SB 1170 - This act creates statutory warranties for home buyers and homeowners and also prevents home solicitors from engaging in certain deceptive practices.
This act prohibits home solicitors from selling products financed by the consumer's home which would put the consumer in those types of situations. This act outlaws certain unfair or deceptive practices relating to home improvement loans to the consumer. It would prohibit home solicitations where a home improvement loan is made encumbering the person's home to pay the loan and where the practice violates federal law. Violation of this act's provisions would constitute a Class A misdemeanor.
This act mandates warranties to protect new home purchasers from losses caused by faulty installation, major construction defects, and noncompliance with building standards. The act also mandates similar warranties to protect homeowners from losses caused by defects caused by home improvement contractors.
There are three distinct new home warranties created by this act. The first covers the home against faulty workmanship and defective materials due to noncompliance with building standards for a three year period. The second warranty covers new homes against faulty installation of plumbing, electrical, heating and cooling systems for a five-year period. The third warranty covers the home against major construction defects (foundation) for a ten-year period. These warranties are extended to subsequent purchasers of the home.

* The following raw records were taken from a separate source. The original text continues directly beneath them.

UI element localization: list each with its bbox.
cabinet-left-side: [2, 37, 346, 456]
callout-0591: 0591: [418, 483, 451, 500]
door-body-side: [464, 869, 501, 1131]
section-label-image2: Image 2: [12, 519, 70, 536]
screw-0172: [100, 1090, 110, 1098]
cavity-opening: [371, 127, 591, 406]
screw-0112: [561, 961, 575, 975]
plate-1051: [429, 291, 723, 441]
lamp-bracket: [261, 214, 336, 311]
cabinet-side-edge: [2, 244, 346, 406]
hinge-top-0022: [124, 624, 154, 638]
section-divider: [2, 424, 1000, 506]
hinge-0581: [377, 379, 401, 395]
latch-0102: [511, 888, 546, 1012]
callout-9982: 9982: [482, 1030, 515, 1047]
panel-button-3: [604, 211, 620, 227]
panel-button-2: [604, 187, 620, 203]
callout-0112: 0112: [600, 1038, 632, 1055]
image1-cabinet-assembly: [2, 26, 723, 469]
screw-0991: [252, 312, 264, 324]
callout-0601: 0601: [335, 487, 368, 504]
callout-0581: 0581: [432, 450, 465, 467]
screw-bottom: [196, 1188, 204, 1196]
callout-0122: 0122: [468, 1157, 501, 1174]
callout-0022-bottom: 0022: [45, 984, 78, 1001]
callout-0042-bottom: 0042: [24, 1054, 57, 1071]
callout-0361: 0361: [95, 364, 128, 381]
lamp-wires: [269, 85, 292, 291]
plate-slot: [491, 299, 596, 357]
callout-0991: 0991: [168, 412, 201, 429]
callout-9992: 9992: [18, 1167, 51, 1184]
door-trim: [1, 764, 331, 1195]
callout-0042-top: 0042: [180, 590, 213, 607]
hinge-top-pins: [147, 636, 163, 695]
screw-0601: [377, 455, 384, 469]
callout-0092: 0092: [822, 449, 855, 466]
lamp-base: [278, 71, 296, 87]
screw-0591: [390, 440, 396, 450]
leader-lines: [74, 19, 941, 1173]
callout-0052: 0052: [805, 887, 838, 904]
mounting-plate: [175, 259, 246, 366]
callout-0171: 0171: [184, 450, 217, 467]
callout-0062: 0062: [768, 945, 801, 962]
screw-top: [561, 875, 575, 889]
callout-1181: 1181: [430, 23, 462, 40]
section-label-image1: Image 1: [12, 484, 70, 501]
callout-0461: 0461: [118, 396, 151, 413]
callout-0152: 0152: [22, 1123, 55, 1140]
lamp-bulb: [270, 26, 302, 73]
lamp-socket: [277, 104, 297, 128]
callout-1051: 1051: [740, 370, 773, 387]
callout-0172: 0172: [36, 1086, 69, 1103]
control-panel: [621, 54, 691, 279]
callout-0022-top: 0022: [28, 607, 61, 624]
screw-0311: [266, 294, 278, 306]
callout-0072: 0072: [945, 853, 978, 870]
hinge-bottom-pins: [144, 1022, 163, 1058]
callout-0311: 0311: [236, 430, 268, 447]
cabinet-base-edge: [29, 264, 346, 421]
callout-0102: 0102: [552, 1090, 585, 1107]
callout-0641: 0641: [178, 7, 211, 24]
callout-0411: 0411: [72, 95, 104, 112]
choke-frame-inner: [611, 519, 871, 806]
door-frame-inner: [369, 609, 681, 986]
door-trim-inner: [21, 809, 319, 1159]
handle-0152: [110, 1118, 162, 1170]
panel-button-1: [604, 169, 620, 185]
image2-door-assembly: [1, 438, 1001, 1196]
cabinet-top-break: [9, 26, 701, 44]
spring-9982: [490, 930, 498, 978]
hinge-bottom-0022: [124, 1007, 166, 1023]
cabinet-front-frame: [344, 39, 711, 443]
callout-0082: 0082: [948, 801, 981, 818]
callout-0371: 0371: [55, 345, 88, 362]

The second statutory warranty protects consumers against home improvement contractors. Under this warranty, the home improvement contract warrants that the home improvements made will be free from defects caused by faulty workmanship and defective materials for a two-year period. The home improvement warranty also guarantees that the home improvement will be free from major construction defects for a ten-year period.
Improvements involving plumbing, electrical, heating and cooling systems are guaranteed to be free from defects for a period of two-years.
If the house vendor or the home improvement contractor violates these implied warranties then the homeowner may bring a cause of action against the person for actual damages. The court shall also award the homeowner court costs and reasonable attorney fees. If the breach of the warranties were willful or deceitful, then the court may assess punitive damages.
The act is identical to SB 635 (2002).